Sadly, our 8ft snowman—named Princess Candycane by the neighbors kid—is not going to make this years celebration. She has passed beyond that point that I could repair the nylon and will be sorely missed.
As well as the lights that I normally put on top of the house, but this was done in protest. Hossmom does not want me to “risk” myself on top of the roof this year. She seems to think that I will come tumbling down and brain myself. She has it in her head the image of me last year up there laying upside down on my stomach, spread eagle, trying to reach the last corner of the roof. No worries, I made it. I think having a second kid is making Hossmom soft.
It still doesn’t mean we can’t go all out and tacky though because this year we are bringing in “The Machine.” My mother in law actually got me a machine where you plug all the lights into it and it synchronizes it all to music.

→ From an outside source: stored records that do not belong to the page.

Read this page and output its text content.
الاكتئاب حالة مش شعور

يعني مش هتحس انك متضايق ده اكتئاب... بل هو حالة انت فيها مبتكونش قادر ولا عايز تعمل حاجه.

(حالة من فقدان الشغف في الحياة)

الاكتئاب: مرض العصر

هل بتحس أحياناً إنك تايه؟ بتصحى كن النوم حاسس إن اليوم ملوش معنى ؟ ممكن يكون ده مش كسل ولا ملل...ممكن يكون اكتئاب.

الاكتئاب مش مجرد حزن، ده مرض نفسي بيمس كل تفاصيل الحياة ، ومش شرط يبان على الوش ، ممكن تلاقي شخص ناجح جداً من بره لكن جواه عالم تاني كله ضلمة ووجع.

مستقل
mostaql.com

Think the bud light commercial with more lights, none of which that match.
I am eager to try this thing out and so is Little Hoss. She is starting to growl which I know means that she is getting impatient. Soon, my little one, soon.
Everything is plugged in and ready to go. I call my wife out with Bubba Hoss. We stand out front and I look at my daughter.
“Flip the switch” I say. She pushes the red button.
If you have epilepsy, or think that you might have it, please stay away from my house. In fact, even if you don’t, you may want to still stay away because this might cause it.
The lights blink and twirl, sometimes fast, sometimes slow. Sometimes only one side of the yard is lit up and sometimes the whole thing is. Carol of the Bells, Here Comes Santa Claus, Feliz Navidad—words cannot describe the beauty.
I look down at Little Hoss and she has her hands on her hips, looking at a job well done. I am doing the same and sometimes it amazes me when she mimics me. I spit and she tries to with the effect of some slobber just rolling off her chin.
Maybe she can get on the roof with me next year?